Lists can't be Show HNs: https://news.ycombinator.com/showhn.html. We've taken that out of the title now.


What’s the rationale to use stuff by a smaller organization?


People love underdogs. Plus smaller orgs are typically more responsive to your needs. They are less likely to kill your account with impunity.


I never got this.

I only ever want stuff I can limp along standalone with until we find something to replace it with. I got seriously burned by a small SaaS help desk app about 15 years ago. Turns out they had three customers, no investors and were burning $20k a month on operational expenditure


Are two devs the most popular? I wonder how many Dev/PM Dev/Sales combo exist given that non overlapping skill sets can leverage each other.


A dev/sales combo is great for many products! I’d be a bit concerned that a PM in a dev/PM team wouldn’t have much to do, though.


Good site and this is a good page to see alternatives. How many new startups do you add to your site monthly?


The alternatives may be too small

Who's gonna pick (gamble on) a SaaS that's doing < 500$??


That's exactly the kind of thing an early adopter would choose - provided the benefit-set of the product made sense.

IMO this list should focus on the differentiator rather than team-size or MRR.


I'd be happy to push a "micro" SaaS doing 100k a month built by a small team as an alternative to BigTech/VC for projects I may be involved with, not so much a 500$ month PoC


Shameless plug - CallTrackingMetrics , husband wife team - zero funding


Not here. OP has a form on the site where you can submit your startup.

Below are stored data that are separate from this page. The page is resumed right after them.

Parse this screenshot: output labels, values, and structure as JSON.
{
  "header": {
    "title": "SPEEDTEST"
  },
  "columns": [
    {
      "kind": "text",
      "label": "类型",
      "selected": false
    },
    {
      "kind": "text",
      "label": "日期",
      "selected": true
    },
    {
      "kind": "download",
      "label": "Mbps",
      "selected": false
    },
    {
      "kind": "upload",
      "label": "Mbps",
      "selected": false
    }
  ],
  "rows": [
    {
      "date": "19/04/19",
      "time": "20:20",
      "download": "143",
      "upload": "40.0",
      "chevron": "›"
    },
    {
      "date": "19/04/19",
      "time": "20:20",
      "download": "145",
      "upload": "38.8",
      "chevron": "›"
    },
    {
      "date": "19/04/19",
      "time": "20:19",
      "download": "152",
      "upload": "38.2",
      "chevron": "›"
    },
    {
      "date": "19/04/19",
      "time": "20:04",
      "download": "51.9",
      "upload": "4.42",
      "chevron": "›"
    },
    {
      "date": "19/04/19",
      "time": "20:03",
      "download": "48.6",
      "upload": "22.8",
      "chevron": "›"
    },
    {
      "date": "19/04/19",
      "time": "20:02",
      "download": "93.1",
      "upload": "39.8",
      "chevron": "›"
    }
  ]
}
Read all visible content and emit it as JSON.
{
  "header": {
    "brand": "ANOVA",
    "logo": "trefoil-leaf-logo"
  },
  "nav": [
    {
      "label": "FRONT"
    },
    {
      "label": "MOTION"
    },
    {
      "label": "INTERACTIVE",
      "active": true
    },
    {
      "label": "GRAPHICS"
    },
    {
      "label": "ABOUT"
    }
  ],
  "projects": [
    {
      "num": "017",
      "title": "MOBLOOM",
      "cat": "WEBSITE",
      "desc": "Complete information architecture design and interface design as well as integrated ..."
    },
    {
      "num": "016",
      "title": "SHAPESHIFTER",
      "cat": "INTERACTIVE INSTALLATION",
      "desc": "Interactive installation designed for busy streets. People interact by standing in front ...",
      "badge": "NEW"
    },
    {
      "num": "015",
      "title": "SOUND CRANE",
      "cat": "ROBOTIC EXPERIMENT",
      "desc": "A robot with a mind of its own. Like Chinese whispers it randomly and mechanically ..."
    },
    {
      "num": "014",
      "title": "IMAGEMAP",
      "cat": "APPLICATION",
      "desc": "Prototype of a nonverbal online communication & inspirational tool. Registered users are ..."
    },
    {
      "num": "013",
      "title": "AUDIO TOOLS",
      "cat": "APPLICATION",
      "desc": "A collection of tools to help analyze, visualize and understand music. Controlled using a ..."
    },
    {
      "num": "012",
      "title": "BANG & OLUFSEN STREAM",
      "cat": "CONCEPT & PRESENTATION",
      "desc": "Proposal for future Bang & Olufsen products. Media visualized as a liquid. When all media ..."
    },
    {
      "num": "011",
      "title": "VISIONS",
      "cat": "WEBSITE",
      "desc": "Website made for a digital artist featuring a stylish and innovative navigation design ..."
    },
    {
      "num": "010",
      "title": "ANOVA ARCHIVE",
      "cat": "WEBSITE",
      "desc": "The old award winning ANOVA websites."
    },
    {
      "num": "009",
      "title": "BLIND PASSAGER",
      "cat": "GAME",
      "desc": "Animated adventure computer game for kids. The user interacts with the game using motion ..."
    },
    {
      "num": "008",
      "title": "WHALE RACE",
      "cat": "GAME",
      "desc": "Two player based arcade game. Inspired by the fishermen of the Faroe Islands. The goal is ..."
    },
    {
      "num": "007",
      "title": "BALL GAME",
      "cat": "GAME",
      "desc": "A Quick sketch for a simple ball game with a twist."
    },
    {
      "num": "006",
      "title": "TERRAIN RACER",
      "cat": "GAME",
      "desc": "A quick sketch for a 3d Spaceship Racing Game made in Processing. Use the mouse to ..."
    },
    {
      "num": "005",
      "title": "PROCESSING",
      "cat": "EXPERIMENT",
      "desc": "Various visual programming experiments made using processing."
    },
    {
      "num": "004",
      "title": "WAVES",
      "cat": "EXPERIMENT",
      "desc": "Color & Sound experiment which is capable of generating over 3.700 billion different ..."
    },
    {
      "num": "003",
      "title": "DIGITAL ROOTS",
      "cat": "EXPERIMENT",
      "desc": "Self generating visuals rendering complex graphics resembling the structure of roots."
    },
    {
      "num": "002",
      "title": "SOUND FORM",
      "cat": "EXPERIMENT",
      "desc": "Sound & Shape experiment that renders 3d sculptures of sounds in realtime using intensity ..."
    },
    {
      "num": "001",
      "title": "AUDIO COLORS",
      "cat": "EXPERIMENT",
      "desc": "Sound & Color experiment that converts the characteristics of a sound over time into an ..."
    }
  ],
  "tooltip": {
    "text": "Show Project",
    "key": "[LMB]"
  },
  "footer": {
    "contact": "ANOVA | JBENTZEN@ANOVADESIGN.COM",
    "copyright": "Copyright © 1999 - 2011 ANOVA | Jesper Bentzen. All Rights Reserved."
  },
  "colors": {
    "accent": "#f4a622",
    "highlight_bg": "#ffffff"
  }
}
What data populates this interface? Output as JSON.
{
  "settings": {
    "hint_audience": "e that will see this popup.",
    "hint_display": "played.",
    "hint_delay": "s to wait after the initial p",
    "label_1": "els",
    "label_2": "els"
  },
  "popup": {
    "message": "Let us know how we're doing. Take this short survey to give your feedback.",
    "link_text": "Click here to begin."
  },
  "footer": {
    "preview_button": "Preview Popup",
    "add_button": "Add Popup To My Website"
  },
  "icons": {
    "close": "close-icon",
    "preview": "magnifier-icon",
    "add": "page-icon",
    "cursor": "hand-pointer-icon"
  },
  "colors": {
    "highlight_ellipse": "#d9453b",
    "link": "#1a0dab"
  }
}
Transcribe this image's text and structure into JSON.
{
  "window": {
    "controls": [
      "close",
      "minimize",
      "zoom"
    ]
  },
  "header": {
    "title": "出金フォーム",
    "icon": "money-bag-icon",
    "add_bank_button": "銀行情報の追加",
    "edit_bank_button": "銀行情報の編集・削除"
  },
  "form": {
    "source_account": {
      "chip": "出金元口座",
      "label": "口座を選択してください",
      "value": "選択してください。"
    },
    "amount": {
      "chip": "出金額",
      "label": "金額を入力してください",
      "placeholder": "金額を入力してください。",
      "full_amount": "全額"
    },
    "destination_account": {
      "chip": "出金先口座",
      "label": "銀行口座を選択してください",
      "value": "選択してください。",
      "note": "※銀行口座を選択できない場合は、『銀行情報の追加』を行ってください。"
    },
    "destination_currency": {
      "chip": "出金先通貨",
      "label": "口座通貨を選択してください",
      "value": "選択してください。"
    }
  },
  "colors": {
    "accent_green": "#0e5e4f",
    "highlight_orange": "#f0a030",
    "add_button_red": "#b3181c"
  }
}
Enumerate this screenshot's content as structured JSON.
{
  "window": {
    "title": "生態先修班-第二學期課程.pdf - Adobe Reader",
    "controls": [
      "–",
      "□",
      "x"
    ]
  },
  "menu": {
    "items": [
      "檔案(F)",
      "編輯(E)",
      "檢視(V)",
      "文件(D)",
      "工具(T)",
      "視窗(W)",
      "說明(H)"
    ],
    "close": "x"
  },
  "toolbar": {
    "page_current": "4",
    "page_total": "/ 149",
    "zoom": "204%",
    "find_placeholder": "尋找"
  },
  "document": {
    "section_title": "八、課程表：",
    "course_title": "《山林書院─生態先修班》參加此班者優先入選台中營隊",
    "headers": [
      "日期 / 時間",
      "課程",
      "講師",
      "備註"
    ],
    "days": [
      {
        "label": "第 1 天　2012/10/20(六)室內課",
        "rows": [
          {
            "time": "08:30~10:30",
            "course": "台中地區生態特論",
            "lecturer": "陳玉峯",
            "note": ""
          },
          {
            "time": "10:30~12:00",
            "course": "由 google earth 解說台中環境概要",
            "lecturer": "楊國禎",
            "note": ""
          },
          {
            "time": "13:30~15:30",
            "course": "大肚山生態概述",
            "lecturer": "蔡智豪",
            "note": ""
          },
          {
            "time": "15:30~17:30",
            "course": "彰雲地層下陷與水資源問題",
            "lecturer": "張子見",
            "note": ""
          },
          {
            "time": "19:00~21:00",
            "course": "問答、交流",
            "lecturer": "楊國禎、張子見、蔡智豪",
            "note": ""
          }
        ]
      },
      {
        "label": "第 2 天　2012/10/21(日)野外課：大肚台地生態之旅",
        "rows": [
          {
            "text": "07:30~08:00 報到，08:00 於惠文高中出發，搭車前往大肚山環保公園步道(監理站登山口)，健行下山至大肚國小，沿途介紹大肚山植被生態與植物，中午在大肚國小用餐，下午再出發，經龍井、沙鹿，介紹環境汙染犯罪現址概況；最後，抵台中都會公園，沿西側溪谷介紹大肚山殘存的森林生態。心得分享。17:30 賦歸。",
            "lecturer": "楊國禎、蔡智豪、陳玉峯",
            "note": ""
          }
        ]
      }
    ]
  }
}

Why are there so few competitors to Zendesk I wonder?


There are more. It's not a complete list. Heck, one Zendesk alternative was created because of a comment here on HN.

https://freshdesk.com/general/the-freshdesk-story-blog/


Thanks for sharing!


Micro Services - https://m3o.com


I don't think microservices are relevant here. This is about "micro companies" -- organisations with a very small team and (typically) bootstrapped by their founders rather than large organisations with VC funding.


Raises hand. That would be me. Bootstrapped for 4 years. Eventually raised some funding. Focused on open source Dev tools and then used it to build this API platform.